INSIDE A CUT DIAMOND, 1960

          During our fifth day on the Nose, Chuck led the Great Roof pitch and brought us up to the spacey position at its edge.  The top overhangs were still a thousand feet away and the route lay in a spacious recess between two huge buttresses.  The next day, our sixth, in that great dihedral, I found a place on the earth that I loved.  The sun shone, cool breezes blew upwards, and seas of living granite extended outward – east and west.  Earth below.  Sky above.  A place for man here - amidst expansive planes and their included piton crack, out of which occasionally grew bunches of colorful wildflowers.  I have never forgotten this place, and the connection I felt with it.  Joe must have sensed my enthusiasm for he gifted me his last pitch of the day.  Thank you climbing companions.  Thank you Mother Nature.

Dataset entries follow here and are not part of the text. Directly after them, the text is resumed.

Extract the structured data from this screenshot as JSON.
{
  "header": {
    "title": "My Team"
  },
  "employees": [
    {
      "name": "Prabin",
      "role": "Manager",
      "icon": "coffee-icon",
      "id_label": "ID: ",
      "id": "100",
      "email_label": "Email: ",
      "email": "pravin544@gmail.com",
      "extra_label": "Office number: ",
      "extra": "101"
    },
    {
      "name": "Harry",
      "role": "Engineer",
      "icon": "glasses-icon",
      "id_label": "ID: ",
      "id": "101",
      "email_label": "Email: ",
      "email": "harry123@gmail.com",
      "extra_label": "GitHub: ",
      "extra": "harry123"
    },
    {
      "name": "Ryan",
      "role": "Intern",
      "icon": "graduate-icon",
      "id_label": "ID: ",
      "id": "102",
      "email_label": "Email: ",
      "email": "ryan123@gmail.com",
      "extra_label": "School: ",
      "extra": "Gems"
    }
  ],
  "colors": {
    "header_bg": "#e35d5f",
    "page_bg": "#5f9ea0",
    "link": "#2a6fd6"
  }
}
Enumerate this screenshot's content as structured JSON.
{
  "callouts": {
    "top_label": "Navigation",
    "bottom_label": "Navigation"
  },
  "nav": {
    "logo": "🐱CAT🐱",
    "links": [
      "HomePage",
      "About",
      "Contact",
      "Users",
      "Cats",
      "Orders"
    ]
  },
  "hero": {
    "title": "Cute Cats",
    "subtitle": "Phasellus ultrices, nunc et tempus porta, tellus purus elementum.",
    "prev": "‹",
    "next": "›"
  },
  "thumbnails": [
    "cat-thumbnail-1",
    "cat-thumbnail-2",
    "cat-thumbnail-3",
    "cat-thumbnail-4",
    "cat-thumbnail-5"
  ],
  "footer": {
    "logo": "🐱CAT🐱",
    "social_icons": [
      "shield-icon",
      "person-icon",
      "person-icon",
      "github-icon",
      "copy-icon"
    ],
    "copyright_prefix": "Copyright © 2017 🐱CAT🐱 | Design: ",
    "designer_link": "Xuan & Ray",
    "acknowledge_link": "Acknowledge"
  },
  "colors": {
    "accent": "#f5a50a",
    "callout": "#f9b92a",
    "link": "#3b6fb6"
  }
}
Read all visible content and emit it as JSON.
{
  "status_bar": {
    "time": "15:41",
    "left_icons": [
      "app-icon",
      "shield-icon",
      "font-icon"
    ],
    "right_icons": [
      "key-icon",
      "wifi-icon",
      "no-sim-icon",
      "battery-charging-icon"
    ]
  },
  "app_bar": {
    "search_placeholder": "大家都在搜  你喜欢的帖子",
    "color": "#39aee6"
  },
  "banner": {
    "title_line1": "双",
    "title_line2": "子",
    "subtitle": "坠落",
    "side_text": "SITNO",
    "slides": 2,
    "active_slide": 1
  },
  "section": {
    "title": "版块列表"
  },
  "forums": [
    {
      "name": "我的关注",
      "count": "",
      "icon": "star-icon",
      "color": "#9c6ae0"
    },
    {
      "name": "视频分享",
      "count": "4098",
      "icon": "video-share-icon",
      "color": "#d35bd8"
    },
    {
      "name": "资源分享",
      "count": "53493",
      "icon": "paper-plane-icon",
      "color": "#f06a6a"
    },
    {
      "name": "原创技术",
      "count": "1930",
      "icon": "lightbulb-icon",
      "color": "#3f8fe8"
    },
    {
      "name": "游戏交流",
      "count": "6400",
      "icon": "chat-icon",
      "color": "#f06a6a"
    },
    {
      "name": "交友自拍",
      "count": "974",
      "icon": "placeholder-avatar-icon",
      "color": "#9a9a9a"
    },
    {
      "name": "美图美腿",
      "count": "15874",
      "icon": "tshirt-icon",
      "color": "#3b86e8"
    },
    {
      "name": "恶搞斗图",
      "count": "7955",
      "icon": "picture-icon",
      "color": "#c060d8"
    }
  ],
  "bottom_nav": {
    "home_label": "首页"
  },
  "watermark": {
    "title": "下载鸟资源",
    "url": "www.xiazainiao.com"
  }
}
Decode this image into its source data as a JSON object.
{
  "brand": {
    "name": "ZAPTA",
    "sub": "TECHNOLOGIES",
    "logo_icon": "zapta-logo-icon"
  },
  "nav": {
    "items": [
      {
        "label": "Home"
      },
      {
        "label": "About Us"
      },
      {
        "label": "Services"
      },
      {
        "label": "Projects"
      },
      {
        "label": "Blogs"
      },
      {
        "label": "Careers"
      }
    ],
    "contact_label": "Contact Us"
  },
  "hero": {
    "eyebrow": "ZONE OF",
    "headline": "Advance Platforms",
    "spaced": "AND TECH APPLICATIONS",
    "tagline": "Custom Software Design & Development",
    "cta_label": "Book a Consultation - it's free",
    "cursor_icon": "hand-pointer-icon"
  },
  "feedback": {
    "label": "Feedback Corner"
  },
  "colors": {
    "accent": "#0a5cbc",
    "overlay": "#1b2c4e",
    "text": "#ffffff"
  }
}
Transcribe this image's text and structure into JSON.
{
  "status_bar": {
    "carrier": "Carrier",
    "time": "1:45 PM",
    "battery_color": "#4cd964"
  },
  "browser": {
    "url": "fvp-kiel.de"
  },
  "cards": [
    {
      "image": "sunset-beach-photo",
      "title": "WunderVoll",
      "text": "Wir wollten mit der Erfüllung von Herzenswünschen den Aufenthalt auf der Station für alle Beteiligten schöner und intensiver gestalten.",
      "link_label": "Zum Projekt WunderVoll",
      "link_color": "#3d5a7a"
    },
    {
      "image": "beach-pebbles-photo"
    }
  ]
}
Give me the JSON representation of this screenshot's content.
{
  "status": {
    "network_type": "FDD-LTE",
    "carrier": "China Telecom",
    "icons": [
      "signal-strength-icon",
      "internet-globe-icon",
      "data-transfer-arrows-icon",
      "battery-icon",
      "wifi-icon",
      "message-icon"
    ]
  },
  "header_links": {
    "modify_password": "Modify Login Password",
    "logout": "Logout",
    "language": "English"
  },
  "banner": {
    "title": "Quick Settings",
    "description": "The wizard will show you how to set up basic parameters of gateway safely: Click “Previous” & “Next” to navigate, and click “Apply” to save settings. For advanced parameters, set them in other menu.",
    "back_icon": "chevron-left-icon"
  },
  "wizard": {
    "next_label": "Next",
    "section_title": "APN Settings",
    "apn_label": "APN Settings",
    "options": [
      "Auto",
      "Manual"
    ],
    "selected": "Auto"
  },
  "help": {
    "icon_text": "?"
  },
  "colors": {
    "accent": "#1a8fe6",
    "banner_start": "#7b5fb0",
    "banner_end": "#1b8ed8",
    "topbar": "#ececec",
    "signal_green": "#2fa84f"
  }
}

Steve Roper described this section:

        “The upper third of the Nose is one of the most soul-satisfying places in Yosemite.  Planes of marble-smooth granite shoot upward toward infinity.  The various dihedral walls, dead vertical at this stage, converge in broad, angular facets, and climbing through this magical place is like living inside a cut diamond.”  (Camp 4)

Midway in this cleavage, at the magical ledge Camp VI, Chuck and Royal turn a watchful eye to the scene above.

 
INSIDE A CUT DIAMOND, Pratt and Robbins at Camp VI, day six, second ascent of the Nose of El Capitan, Yosemite Valley, California by Royal Robbins, Chuck Pratt, Joe Fitschen, and Tom Frost, September 7-13, 1960.